Вячеслав Меркурьевич чуть ли не бегом, сторонясь встречных, отнес керосин в мастерскую, перевел дух, затем проверил, на месте ли прочный мешок с кувалдой и зубилом: «Ну вот! Теперь вроде бы все готово». Спокойный и сосредоточенный, он мог идти в особняк и дожидаться вечера.

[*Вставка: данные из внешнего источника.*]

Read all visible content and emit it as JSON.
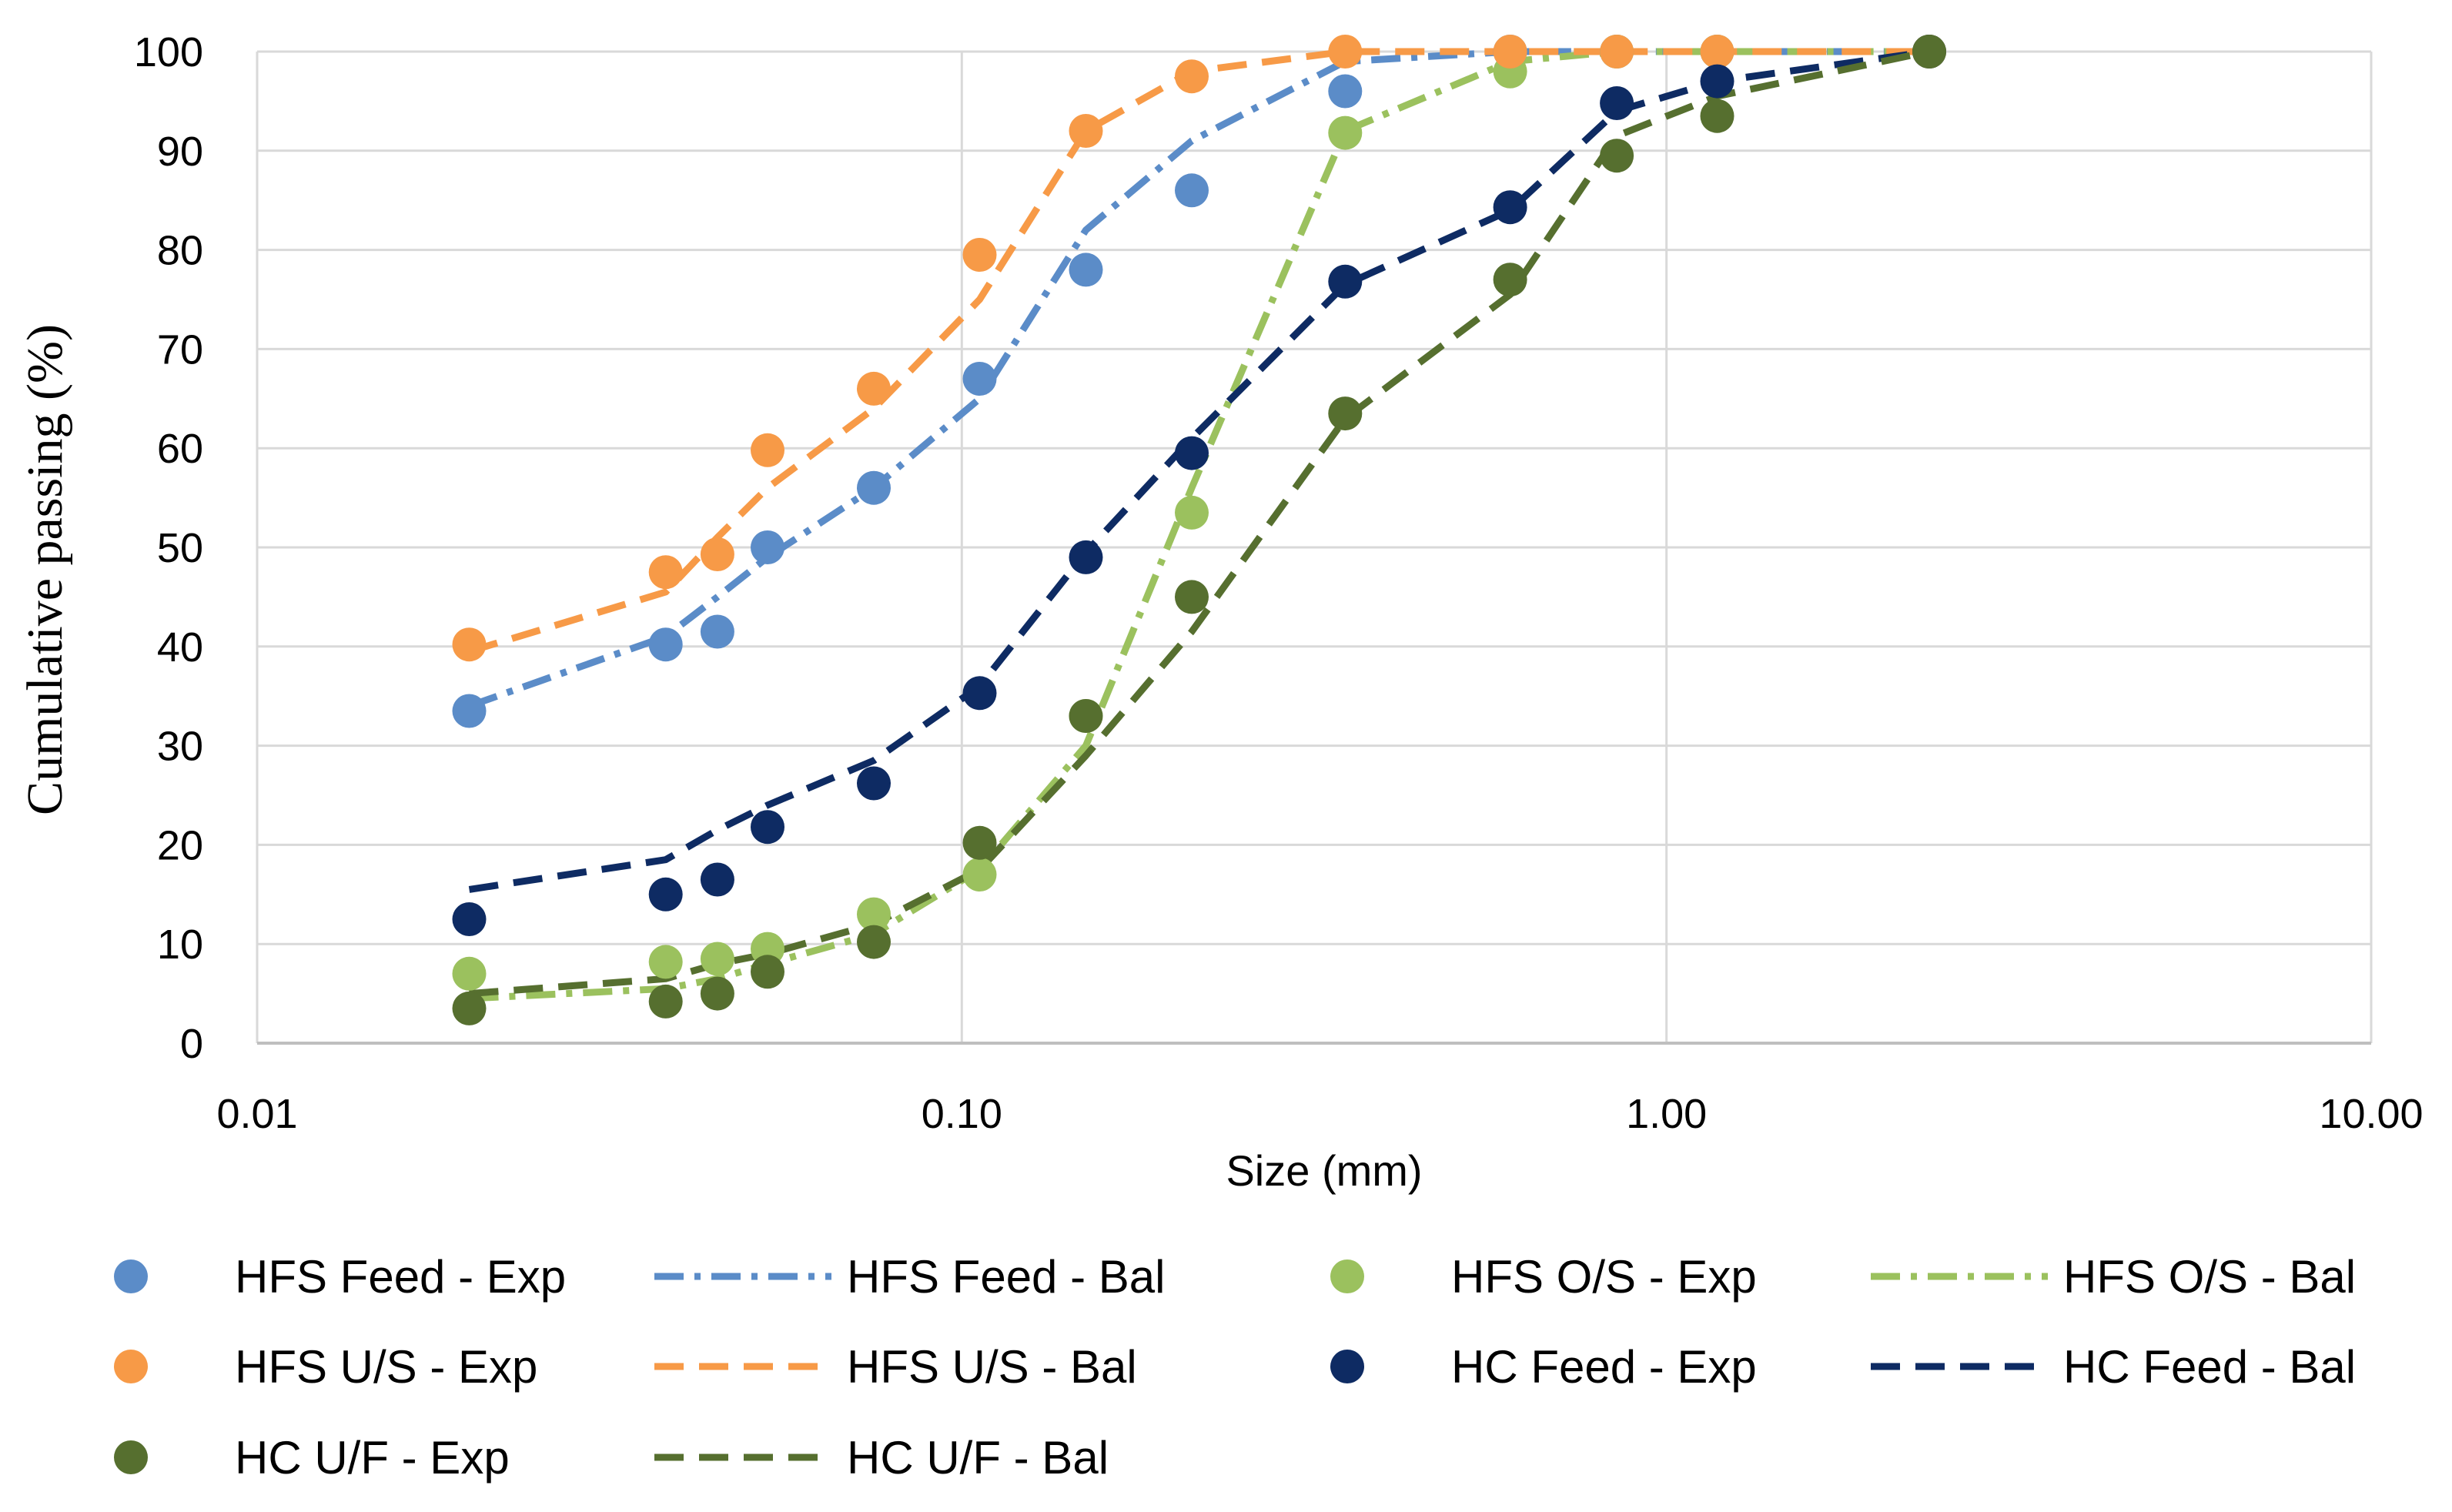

Поужинал Звонцов с особенным аппетитом, молча. Он был совершенно погружен в себя в процессе еды и даже не заметил отсутствия за столом Эриха с Мартой. Только после ужина, уже на лестнице, художник предупредил фрау, что не успел толком приготовить мастерскую к завтрашнему ответственному сеансу позирования и вообще должен еще поработать, так что, скорее всего, задержится там за полночь — пускай в особняке не беспокоятся. Спустившись к себе в комнаты, скульптор с сожалением посмотрел на новенький деревянный контейнер, в котором теперь уже не было никакой надобности: «Хорошо сработал какой-то ганс, да, выходит, зря старался». И грязный холст со следами краски, еще недавно бывший прекрасным пейзажем, ничего, кроме отвращения, у Звонцова вызвать не мог. Он, не теряя времени, собрал небольшой дорожный баул, мысленно навсегда распрощался со своим веймарским приютом и, пристроив под мышкой свой нехитрый скарб, устремился к заветной цели рискованного вояжа. Со сторожем он тоже договорился заблаговременно, чтобы тот, истопив печи, оставил его в доме одного на ночь «д ля работы». Правда, поначалу добросовестный старик-служака заупрямился:
— Не велено, Herr Maler! Порядок превыше всего, я за всю жизнь порядка не нарушил. Кто-нибудь узнает, мне же в городе прохода не будет! А хозяйка уволит сразу — она строгая, не потерпит своеволия.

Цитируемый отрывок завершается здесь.